Research Affiliates founder Rob Arnott is quick to welcome signs that value stocks may be staging a comeback after underperforming for years.
U.S. value stocks beat their growth counterparts by 8.6 percentage points during the first two days of this week, with the Russell 1000 Value Index outperforming the Russell 1000 Growth Index by 6 percentage points in a single day, according to Arnott. That’s the highest daily excess return for the value index over the past decade, with the Research Affiliates founder seeing “gaps that large or larger fewer than a half dozen times in the entire history of the Russell indices.”
“When there’s a snapback, it can be huge, it can be fast,” he said Wednesday in a phone interview. But “is this value stocks giving us a head fake, or is there a recovery now happening?” Arnott added. “I think the long-awaited recovery is starting to happen.”
This year value stocks had their worst meltdown in the U.S. since 1931, underperforming growth equities by 41.4 percentage in just over eight months through early September, according to Arnott.
Value stocks are predominantly in areas including financial services, energy, and airlines, according to Arnott. In his view, trying to predict a catalyst that sparks a turnaround in fortune for value investors is merely “a parlor game,” something that’s fun but unnecessary for successful investing.
A catalyst may never be identified, he said, explaining it may just be gravity that takes soaring growth stocks down, as seen in the bursting of the tech bubble two decades ago. Still, “it can be profitable if you latch onto a catalyst before the marketplace sees it,” he said, adding that it’s possible the emergence of a Covid-19 vaccine, or the election of Joe Biden as U.S. president, could prove to be catalysts.
“Anything that points to the Covid-19 crisis ending would have the effect of putting a lid on the number of bankruptcies we’re likely to see in the coming year,” he said. It’s also possible that government stimulus during the pandemic could cause inflation and a rise in rates, benefiting banks, Arnott added.
“As a value manager, I find this kind of environment an odd mix of daunting and exciting,” he said. “When I see value getting hit this hard, I get very excited about what’s coming next.”
Matt Peron, director of research at Janus Henderson, said factor rotations in the stock market are difficult to predict, but the ingredients — including the U.S. elections, news of the Pfizer vaccine and stretched equities valuations — were in place for a rebound in value. “We were at pretty far extremes that we needed to correct,” Peron said in a phone interview Wednesday. “That’s what we’ve seen, probably faster than what anyone would have thought.”
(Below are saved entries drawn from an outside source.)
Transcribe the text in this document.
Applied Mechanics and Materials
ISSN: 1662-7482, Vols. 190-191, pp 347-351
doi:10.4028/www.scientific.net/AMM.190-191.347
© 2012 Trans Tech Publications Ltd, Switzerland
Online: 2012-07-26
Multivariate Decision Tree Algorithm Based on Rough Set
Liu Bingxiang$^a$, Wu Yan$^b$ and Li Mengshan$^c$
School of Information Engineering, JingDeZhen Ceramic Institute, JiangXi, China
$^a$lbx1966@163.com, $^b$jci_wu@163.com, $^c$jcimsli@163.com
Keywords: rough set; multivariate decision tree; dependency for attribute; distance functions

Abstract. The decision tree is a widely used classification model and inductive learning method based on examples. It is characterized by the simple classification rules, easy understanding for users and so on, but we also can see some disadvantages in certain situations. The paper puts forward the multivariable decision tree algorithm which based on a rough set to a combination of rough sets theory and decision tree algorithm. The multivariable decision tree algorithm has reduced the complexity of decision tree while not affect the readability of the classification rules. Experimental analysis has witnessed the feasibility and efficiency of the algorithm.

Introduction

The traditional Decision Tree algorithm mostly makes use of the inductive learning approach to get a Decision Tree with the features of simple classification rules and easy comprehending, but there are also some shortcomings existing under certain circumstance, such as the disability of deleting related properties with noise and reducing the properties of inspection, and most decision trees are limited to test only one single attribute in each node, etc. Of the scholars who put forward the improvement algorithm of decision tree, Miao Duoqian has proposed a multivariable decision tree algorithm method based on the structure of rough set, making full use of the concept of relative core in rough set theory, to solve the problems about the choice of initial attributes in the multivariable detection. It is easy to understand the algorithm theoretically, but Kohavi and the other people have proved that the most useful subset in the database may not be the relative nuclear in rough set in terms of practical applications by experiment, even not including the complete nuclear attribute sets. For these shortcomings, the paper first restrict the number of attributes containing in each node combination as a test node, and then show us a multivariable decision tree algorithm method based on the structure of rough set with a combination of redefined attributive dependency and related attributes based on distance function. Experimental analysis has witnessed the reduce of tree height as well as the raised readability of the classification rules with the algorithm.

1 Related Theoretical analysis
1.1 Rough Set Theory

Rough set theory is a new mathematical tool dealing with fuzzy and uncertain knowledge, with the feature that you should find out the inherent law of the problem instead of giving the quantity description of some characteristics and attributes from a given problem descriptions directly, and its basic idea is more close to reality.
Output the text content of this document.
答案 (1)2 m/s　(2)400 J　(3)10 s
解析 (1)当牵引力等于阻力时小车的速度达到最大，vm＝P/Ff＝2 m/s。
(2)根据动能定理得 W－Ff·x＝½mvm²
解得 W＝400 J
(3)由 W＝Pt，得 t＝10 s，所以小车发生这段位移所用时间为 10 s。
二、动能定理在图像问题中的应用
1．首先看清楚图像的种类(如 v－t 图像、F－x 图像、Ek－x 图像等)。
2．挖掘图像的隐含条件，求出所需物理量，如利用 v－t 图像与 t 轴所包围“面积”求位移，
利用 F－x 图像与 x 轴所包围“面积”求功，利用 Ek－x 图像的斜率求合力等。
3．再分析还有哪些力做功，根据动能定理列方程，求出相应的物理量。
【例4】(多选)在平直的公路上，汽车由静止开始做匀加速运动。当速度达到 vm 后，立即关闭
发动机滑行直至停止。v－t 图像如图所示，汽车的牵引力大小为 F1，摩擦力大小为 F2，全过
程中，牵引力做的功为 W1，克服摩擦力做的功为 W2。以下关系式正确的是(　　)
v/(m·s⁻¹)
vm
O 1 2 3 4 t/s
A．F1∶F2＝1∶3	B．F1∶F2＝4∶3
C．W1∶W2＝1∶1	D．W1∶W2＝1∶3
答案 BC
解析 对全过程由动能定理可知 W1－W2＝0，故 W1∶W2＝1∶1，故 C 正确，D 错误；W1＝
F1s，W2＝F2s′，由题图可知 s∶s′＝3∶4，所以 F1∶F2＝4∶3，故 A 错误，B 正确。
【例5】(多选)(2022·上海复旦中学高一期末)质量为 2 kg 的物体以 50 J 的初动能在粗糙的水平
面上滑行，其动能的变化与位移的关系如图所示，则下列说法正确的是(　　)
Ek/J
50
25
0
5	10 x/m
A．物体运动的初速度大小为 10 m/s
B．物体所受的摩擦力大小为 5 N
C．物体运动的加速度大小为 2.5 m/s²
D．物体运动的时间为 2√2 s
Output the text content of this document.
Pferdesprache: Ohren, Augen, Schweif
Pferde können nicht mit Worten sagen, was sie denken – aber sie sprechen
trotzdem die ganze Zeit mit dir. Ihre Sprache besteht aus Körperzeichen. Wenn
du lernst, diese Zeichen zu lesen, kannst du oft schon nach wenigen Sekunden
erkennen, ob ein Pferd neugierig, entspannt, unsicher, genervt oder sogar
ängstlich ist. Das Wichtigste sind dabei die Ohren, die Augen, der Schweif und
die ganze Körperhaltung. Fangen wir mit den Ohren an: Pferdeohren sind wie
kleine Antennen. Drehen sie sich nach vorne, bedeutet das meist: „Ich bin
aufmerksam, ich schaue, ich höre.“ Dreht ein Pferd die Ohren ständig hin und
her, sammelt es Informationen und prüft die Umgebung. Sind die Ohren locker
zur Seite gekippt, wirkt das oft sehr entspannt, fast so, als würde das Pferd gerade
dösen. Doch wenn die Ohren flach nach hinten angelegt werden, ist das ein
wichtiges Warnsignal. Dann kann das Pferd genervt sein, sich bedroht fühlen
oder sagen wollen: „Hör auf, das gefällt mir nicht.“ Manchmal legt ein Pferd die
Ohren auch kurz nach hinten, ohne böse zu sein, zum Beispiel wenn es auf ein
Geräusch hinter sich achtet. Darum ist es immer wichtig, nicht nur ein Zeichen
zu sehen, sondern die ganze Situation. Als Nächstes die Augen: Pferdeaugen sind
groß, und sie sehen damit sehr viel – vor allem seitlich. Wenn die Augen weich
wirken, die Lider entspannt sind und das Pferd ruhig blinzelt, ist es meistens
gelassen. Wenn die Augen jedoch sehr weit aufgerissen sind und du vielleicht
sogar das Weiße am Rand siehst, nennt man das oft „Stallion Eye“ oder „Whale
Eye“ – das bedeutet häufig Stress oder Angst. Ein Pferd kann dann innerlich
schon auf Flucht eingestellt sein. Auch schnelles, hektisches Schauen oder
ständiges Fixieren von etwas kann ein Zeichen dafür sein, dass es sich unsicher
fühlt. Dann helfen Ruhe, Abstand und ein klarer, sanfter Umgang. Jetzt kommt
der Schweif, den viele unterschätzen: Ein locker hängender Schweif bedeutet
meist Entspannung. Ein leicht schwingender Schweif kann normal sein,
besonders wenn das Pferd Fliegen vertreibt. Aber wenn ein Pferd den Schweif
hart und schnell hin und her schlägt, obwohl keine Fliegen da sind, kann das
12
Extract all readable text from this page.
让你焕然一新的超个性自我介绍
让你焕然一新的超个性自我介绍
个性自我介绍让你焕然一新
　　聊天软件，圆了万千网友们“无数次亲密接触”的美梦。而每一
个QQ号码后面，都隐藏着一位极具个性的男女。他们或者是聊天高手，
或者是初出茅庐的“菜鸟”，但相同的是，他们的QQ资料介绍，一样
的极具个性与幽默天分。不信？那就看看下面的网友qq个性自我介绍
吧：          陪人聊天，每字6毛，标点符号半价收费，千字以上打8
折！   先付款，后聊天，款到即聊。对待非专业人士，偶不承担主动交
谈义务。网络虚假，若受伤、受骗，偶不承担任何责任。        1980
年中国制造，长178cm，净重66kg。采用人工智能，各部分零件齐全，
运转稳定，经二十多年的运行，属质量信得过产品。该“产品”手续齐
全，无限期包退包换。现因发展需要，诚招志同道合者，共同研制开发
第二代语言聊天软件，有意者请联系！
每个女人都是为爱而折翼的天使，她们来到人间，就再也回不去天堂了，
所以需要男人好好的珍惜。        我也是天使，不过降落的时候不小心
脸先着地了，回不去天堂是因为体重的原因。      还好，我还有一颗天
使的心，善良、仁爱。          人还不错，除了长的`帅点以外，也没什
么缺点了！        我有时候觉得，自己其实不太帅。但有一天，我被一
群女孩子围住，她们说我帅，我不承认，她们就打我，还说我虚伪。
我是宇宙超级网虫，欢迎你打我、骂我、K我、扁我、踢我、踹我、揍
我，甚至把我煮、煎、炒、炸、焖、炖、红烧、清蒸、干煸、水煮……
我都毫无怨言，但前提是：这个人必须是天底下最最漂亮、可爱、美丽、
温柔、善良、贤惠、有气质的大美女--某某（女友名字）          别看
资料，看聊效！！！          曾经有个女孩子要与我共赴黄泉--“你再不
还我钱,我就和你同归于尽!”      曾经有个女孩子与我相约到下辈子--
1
Rafe Resendes, portfolio manager and co-founder of Applied Finance Capital Management, said tech stocks are “outlandishly” overvalued — but not as much as most people believe relative to value. As Applied Finance measures it, “growth really started to turn expensive at the end of July, beginning of August,” he said by phone, adding that “it's still not as expensive as it was back during the tech bubble,” of the late 1990s and early 2000s.
The Russell 1000 Value Index fell less than one percent Wednesday, while the Russell 1000 Growth Index jumped almost 2 percent.
Edward Moya, senior market analyst with OANDA, said days when value outperforms are probably more of a blip than a comeback taking root in today’s environment. Technology stocks will continue benefiting from stay-at-home trends, said Moya, as it will take time before Covid-19 vaccines developed by Pfizer and other drug companies become widely distributed.
“We’re still facing the harsh reality that there’s still going to be at least two, maybe three quarters, of economic pain,” he said in a phone interview Wednesday. That’s going to keep value stocks “under check,” he said, as “they’re not going to be able to really, fully take off until we have a widespread availability of a vaccine and we see that the population is taking it.”
In the meantime, stimulus from the Federal Reserve, which is holding its benchmark rate near zero, will probably keep spurring investors into growth stocks, Moya said. He expects that “heavyweight” technology companies will continue attracting the most interest, “leading the charge higher for equities.”
While investors may see an opportunity to “scale in” to value stocks, they probably won’t “go overblown on value,” he said. “People are going to want to boost their cyclical exposure, but right now, tech is going to lead the way higher.”